The source code for timer stats is a bit more advanced than the code for the counters.

StatsD iterates over each timer and processes the timer if the value is above 0. It then sorts the array of values and simply counts it and locates the minimum and maximum values. An array of the cumulative values is created and a few variables are assigned before it starts to iterate over the percentile thresholds array to calculate percentiles and creates the messages to assign to the statString variable.
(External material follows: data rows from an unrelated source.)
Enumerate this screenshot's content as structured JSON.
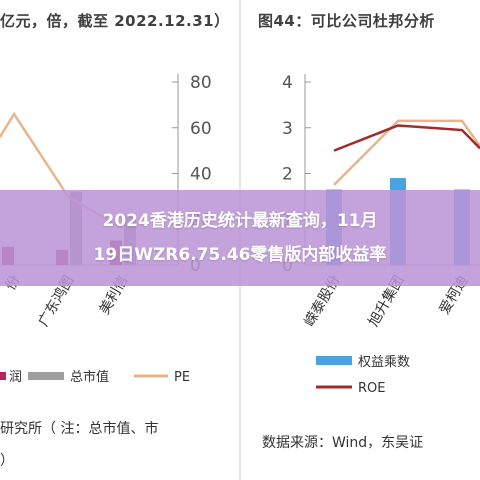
{
  "overlay": {
    "line1": "2024香港历史统计最新查询，11月",
    "line2": "19日WZR6.75.46零售版内部收益率"
  },
  "left_panel": {
    "title": "亿元，倍，截至 2022.12.31）",
    "source_line1": "研究所（ 注：总市值、市",
    "source_line2": "）",
    "legend": [
      "润",
      "总市值",
      "PE"
    ]
  },
  "right_panel": {
    "title": "图44：可比公司杜邦分析",
    "source": "数据来源：Wind，东吴证",
    "legend": [
      "权益乘数",
      "ROE"
    ]
  },
  "colors": {
    "bar_profit": "#b2285c",
    "bar_marketcap": "#9e9e9e",
    "pe_line": "#e8b48a",
    "bar_equity": "#4aa3df",
    "roe_line": "#a12b2b",
    "overlay": "#ba94d6"
  },
  "chart_data": [
    {
      "type": "bar",
      "title": "亿元，倍，截至 2022.12.31）",
      "categories": [
        "份",
        "广东鸿图",
        "美利信"
      ],
      "series": [
        {
          "name": "润",
          "kind": "bar",
          "values": [
            3,
            2.5,
            4
          ]
        },
        {
          "name": "总市值",
          "kind": "bar",
          "values": [
            null,
            12,
            8
          ]
        },
        {
          "name": "PE",
          "kind": "line",
          "values": [
            66,
            30,
            16
          ]
        }
      ],
      "right_axis": {
        "ticks": [
          0,
          20,
          40,
          60,
          80
        ],
        "ylim": [
          0,
          80
        ]
      },
      "legend": "bottom"
    },
    {
      "type": "bar",
      "title": "图44：可比公司杜邦分析",
      "categories": [
        "嵘泰股份",
        "旭升集团",
        "爱柯迪"
      ],
      "series": [
        {
          "name": "权益乘数",
          "kind": "bar",
          "values": [
            1.65,
            1.9,
            1.65
          ]
        },
        {
          "name": "ROE",
          "kind": "line",
          "values": [
            2.5,
            3.05,
            2.95
          ]
        },
        {
          "name": "",
          "kind": "line",
          "values": [
            1.75,
            3.15,
            3.15
          ]
        }
      ],
      "left_axis": {
        "ticks": [
          0,
          1,
          2,
          3,
          4
        ],
        "ylim": [
          0,
          4
        ]
      },
      "legend": "bottom"
    }
  ]
}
When percentile calculation is done, the final sum gets assigned and the final statString is created.

If you send the following timer values to StatsD during the default flush interval

450

120

553

994

334

844

675

496

StatsD will calculate the following values

mean_90 496

upper_90 844

sum_90 3472

upper 994

lower 120

count 8

sum 4466

mean 558.25

Gauges

A gauge simply indicates an arbitrary value at a point in time and is the most simple type in StatsD. It just takes any number and ships it to the backend.

The source code for gauge stats is just four lines.

for (key in gauges) {

  statString += 'stats.gauges.' + key + ' ' + gauges[key] + ' ' + ts + "\n";

  numStats += 1;

}

Feed StatsD a number and it sends it unprocessed to the backend. A thing to note is that only the last value of a gauge during a flush interval is flushed to the backend. That means that if you send the following gauge values to StatsD during a flush interval

643

754

583

The only value that gets flushed to the backend is 583. The value of this gauge will be kept in memory in StatsD and be sent to the backend at the end of every flush interval.